Pemuda itu masih berlari-lari dengan gugupnya, menyusuri lorong-lorong perkampungan, dari tempat satu ke tempat yang lain dan kembali lagi ke tempat yang tadi telah ia jejaki.
Kali ini ia menangis, bersimpuh, memukul-mukul tanah, menengadahkan wajahnya seolah mendemo Tuhannya, “Kau ke manakan kekasihku? Hingga aku tak menemukannya di sini?”.
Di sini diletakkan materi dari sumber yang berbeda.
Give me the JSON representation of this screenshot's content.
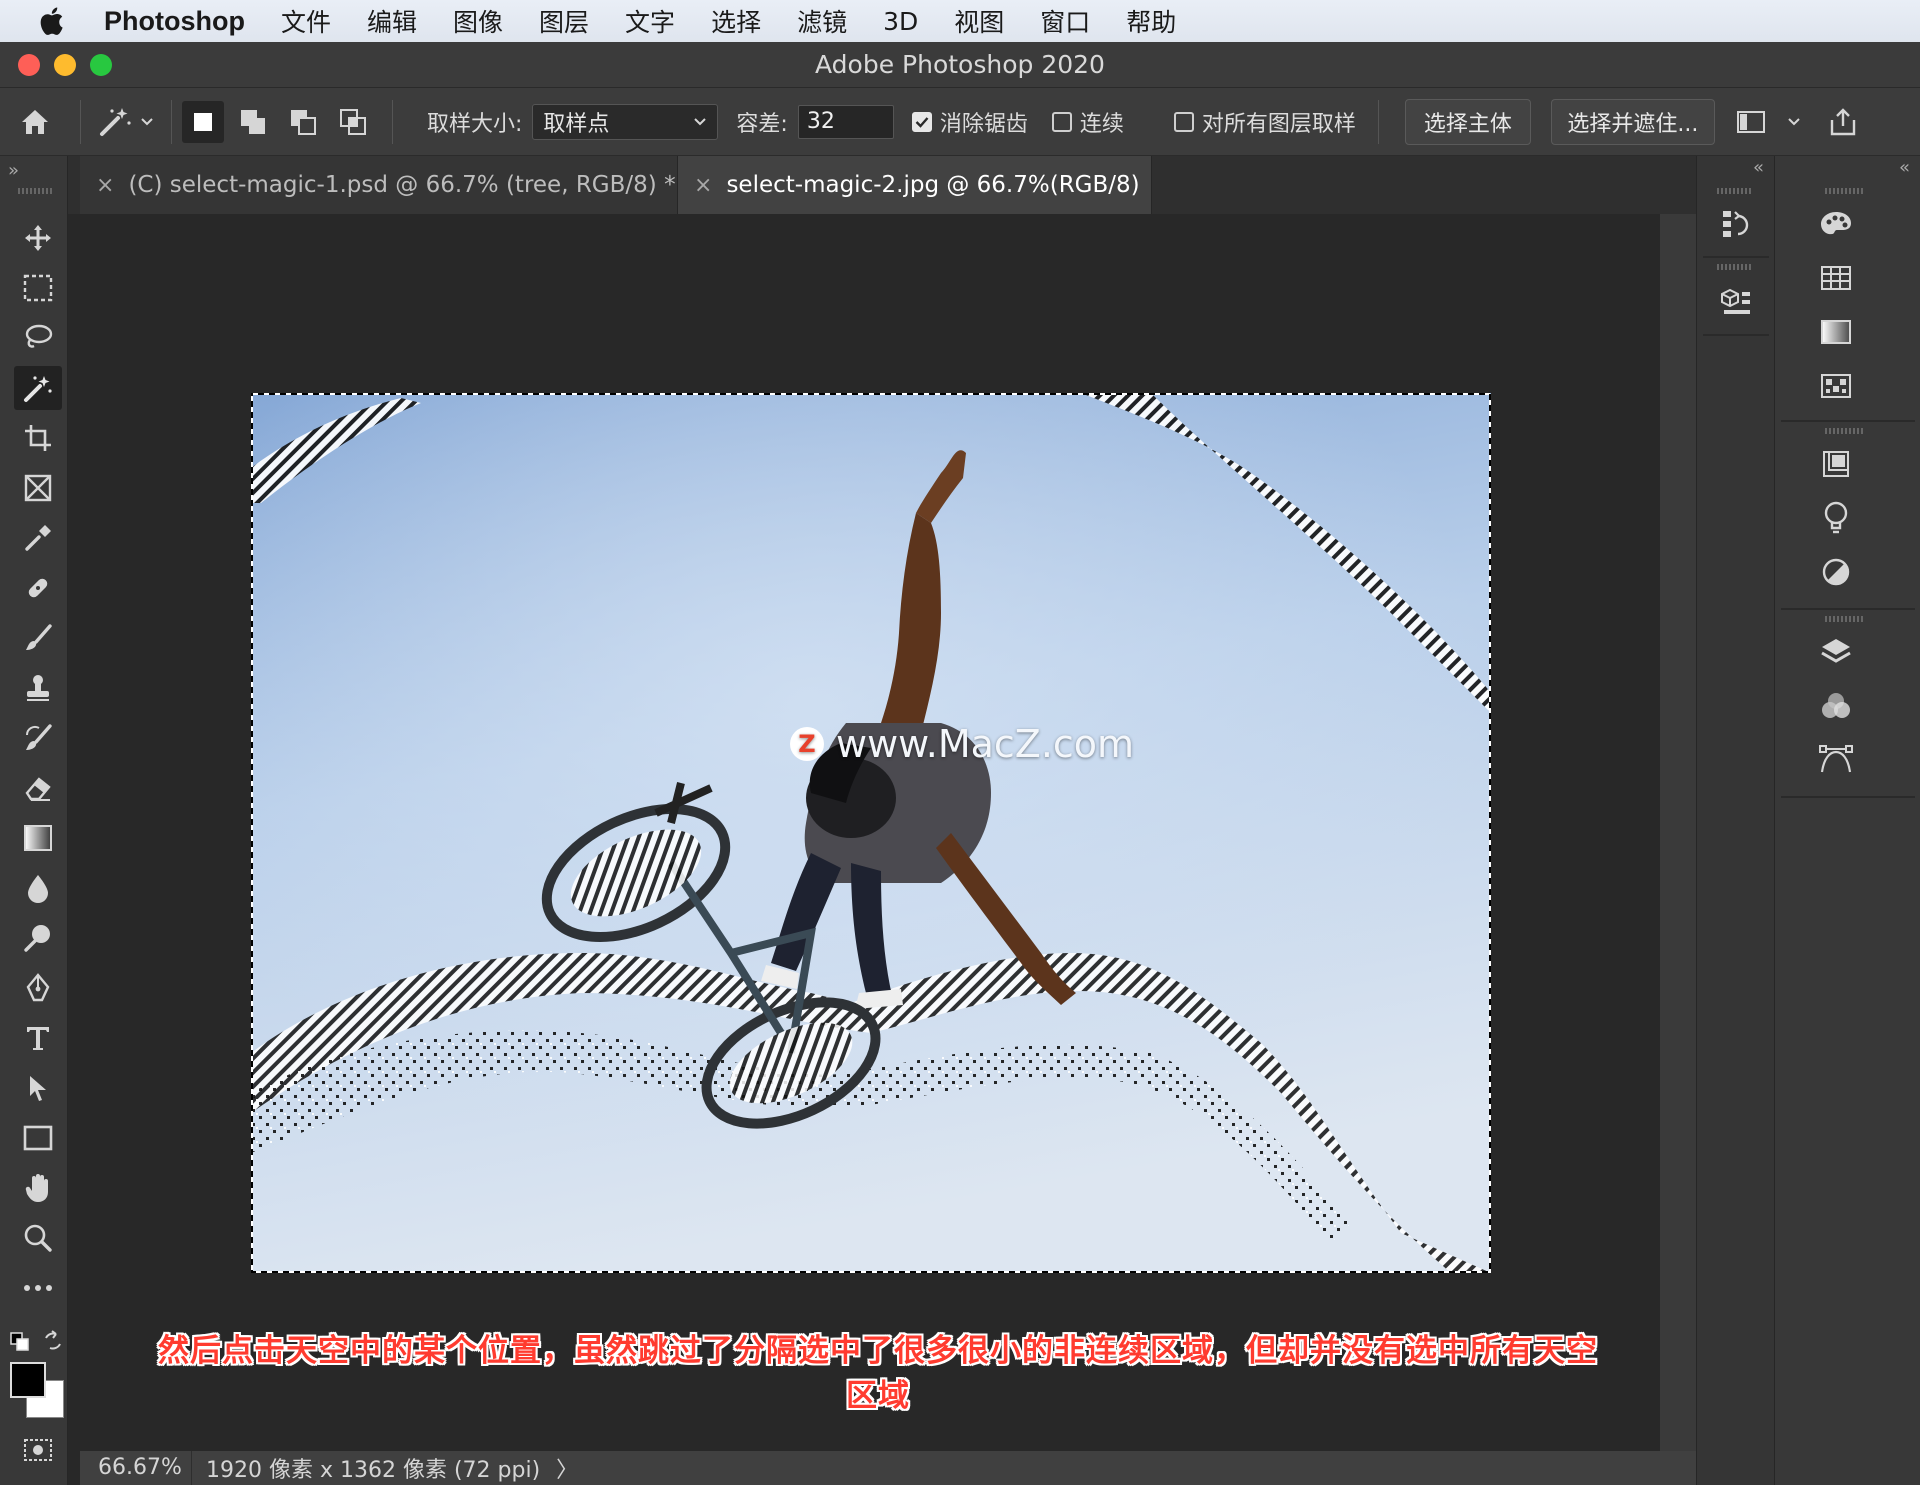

Lelaki itu kembali bangkit, belum sempat ia berdiri selembar seng menyambar lehernya. Ia tumbang dengan darah bercucuran di leher dan tubuhnya.
Orang-orang masih berhamburan, mencari-cari apa yang mereka cari. Anak, pacar, suami, isteri, kawan, dan semua-mua yang mereka cari. Ada juga yang mencuri kesempatan dalam kesempitan, masuk ke rumah-rumah yang ditinggal penghuninya dan menjarah apa-apa yang bisa mereka jarah.
Di atas jembatan, Sari begitu ketakutan, datang seorang lelaki muda padanya, memeluknya dan tiba-tiba menciumnya. Begitu gembiranya Sari didatangi seorang yang ia kira bisa melindunginya dari maut itu.
Ia terbenam dalam pelukan si lelaki. Tak berselang lama mereka berlari entah ke mana. Melewati jembatan dan menjauh dari perkampungan.
Suara petir begitu keras menggelegar, namun orang-orang masih berhamburan. Aku sendiri juga merasakan takut seperti yang mereka alami. Aku berlari, mendekati seseorang yang sedang begitu paniknya, “Apa atau siapa yang kau cari?”, tanyaku.
“Aku mencari cintaku, kau lihat? Tadi dia terbang lewat sini, tapi sekarang tak kelihatan lagi.” Aku menggeleng kepala dengan kebingungan dan orang itu kembali berlari mengejar cintanya yang terbang.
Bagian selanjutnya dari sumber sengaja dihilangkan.